2.4.5 Variable Access

Every identifier except null, true and false which is not bound to a function name is available to be bound as a variable name. Such identifier would evaluate to a value of the variable.

Variable definition and scoping will be further discussed in section Tags.

Referencing an undefined variable will result in a compile-time error (name error).

2.4.6 Filter Expressions

Filter expressions are a syntactic sugar for chaining method calls.

Filter expressions consist of a linear chain of function calls where n-th function’s return value is passed to n+1-th function’s unnamed parameter. Named parameters may be specified without parentheses within a corresponding chain element.
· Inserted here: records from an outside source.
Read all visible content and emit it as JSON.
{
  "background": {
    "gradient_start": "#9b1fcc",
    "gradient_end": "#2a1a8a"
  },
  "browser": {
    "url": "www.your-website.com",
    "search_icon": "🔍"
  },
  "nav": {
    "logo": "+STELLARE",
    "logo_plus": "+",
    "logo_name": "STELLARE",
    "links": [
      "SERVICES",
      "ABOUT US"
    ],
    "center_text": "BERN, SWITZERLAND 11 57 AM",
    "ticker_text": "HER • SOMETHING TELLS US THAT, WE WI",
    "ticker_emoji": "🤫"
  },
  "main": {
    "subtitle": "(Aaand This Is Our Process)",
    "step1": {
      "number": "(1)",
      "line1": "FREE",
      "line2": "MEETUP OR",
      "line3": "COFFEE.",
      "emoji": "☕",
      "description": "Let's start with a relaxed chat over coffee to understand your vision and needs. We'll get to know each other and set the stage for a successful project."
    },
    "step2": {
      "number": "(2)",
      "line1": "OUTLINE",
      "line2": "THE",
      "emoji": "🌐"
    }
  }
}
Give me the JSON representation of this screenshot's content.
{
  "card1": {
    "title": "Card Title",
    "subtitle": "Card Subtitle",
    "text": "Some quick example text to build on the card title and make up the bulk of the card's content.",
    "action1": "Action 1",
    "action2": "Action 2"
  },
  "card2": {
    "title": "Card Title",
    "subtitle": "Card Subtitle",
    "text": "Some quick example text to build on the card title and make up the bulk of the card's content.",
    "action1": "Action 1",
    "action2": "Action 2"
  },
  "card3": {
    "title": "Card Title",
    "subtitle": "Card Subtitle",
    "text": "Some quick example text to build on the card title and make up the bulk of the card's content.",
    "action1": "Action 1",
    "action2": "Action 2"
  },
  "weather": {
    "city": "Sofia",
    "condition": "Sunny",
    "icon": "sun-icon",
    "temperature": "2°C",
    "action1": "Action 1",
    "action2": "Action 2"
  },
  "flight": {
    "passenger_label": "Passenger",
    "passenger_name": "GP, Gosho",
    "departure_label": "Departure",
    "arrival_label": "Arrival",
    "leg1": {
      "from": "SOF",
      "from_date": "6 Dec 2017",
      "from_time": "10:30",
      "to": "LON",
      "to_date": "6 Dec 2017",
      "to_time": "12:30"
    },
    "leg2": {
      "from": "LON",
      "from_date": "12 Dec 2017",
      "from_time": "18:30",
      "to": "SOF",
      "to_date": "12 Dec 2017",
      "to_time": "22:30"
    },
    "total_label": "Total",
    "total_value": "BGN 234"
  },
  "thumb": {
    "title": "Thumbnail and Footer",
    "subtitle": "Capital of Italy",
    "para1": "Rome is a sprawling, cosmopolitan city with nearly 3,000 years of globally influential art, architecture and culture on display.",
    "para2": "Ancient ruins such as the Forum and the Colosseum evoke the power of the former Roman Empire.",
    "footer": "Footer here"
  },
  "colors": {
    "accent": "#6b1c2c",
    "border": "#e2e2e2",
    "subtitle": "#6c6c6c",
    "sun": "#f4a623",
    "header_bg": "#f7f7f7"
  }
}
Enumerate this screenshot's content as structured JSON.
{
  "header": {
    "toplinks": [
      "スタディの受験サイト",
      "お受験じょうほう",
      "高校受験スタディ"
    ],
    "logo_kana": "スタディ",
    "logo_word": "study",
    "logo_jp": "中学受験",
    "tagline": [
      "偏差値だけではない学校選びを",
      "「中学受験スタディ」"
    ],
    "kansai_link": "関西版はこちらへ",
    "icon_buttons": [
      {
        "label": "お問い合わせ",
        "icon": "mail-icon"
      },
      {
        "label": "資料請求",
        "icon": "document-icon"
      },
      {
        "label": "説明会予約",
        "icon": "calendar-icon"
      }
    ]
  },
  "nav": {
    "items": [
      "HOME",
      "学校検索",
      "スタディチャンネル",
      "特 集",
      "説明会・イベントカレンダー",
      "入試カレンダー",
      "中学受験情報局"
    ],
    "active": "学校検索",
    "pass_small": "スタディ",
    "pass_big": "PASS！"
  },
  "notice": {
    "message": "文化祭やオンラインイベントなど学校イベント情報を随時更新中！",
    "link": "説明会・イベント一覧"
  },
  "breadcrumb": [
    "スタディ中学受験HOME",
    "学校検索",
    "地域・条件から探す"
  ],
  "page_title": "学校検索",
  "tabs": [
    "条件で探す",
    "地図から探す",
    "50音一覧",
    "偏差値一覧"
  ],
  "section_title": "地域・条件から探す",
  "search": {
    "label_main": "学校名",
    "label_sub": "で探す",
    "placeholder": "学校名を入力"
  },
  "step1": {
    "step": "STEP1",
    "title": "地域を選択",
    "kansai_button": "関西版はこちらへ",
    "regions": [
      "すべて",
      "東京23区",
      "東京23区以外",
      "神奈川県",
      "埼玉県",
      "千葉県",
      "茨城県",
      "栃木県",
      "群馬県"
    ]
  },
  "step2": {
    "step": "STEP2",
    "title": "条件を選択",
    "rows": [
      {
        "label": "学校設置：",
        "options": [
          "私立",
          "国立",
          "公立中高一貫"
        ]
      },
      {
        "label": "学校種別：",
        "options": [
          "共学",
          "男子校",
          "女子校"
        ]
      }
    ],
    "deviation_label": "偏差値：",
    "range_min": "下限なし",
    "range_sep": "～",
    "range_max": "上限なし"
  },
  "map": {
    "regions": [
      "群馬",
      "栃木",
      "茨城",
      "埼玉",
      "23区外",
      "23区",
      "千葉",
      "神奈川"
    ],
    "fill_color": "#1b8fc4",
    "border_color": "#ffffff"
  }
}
All functions used in a filter expression should accept an unnamed parameter. If this is not the case, a compile-time error (argument error) is raised. Semantics of mandatory and optional named parameters are the same as for regular function calls.

In essence, e | f a: 1 | g is equivalent to g(f(e() a: 1)).

2.5 Blocks

A block is a chunk of plaintext with tags and interpolations embedded into it. Every Liquor program has at least one block: the toplevel one.

A block consisting only of plaintext would return its literal value upon execution. Thus, the famous Hello World program would be as follows:

Hello World!

This program would evaluate to a string Hello World!.

A block can have other elements embedded into it. When such a block is executed, these elements are executed in lexical order and are replaced with the value returned by the element.

2.6 Interpolations

An interpolation is a syntactic construct of form {{ expr }} which can be embedded in a block. The expression expr should evaluate to a value of type String or Null; an implicit conversion might take place. If this is not the case, a runtime error condition (type error) is signaled.

If expr evaluates to a String, the interpolation returns it. Otherwise, the interpolation returns an empty string.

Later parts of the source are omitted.